Leaf Paintings, 2013

Inspired by the annual spectacular fall colours in my neighbourhood, I collected leaves from trees and bushes on my daily dog walks over a six week period in the fall of 2013. For over a month, I made watercolours of these leaves each day to capture and honour the artistic efforts of the earth.





Meditations on a Friendship, 2006-2010

This handmade book provided an opportunity to reflect on my long-standing friendship with artist and educator Julie Frost. Through the techniques, materials and images used, this series of twelve collages and folding sculptures weaves in elements from our professional collaborations and personal journeys. It was created as a gift for Julie for her years of caring and support.

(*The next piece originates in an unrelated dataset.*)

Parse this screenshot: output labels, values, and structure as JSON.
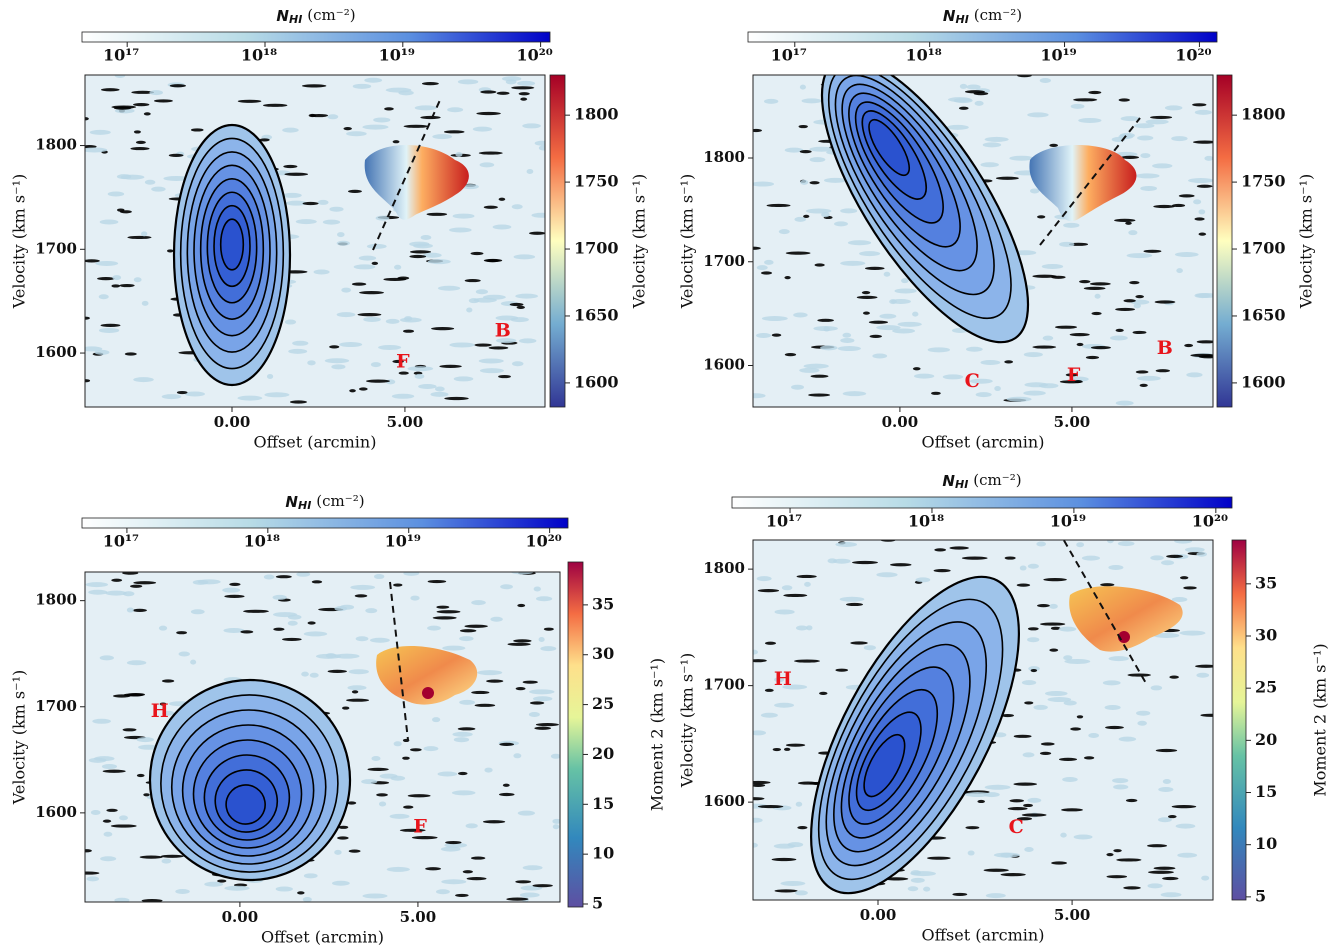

Handmade Books, 2003-present

I have become intrigued by bookmaking and papermaking in recent years, due in part to the environmentally friendly nature of the materials, and in part to the integration of language and image that bookmaking so beautifully affords. To this end I have been experimenting with paper making on a small scale, using recycled fibers as the basis for the paper with natural materials as additives. I have also been using others’ handmade papers and found papers as the basis for bookmaking as both are biodegradable and offer intriguing patterns, textures and meanings. Inspired by my connections to place at home, work, and through travelling, as well as my personal and professional relationships with others, these books are act as memory, meditation and reflection, allowing me to embed and integrate my head, heart, hands and spirit together in my art-making.





Artworks, 2003-present

I work in a variety of media on an ongoing basis as a means of experimentation and a way of keeping my creative juices flowing. Some are made in workshops with my students; others are made to play with new materials and techniques. Often I am experimenting with the inclusion of natural images or biodegradable materials.





Turning Over a New Leaf, 2003

This biodegradable installation was hung in the trees of the Etienne Brulé Park along the Humber River. Made of hundreds of leaves constructed from handmade Japanese paper and rafia, (a type of plant-based string), it was installed in a variety of sites so that it might have been found unexpectedly. On both sides of each leaf was a pair of words reflecting the contrasting and contradictory lenses that humans often perceive nature through – growth/decay, wild/tame, fear/awe, pure/contaminated - resulting in inner and outer conflicts with the environments in which we live. The installation was planned as an ephemeral one, one that would leave no waste or byproduct at the end; the leaves and stems, being made of natural materials, biodegraded over the course of a few weeks. This was a fitting end to the piece; while I am interested in sharing my ideas about art and nature with others, I am not interested in creating permanent objects that will end up in a landfill in the years to come.





Condolences for Nature, 2008

This nature-based installation aimed to express sympathy for nature for the misery humans are inflicting on it, but at the same time reflect the trite ways we are attempting to deal with the environmental problems we are creating. Echoing a stereotypical condolence card, a bed of hostas outside my classroom at the University of Toronto became the temporary hosts for this printmaking project, which used water-based, non-toxic inks. Like many band-aid solutions to environmental issues, this art installation disappeared within a short time.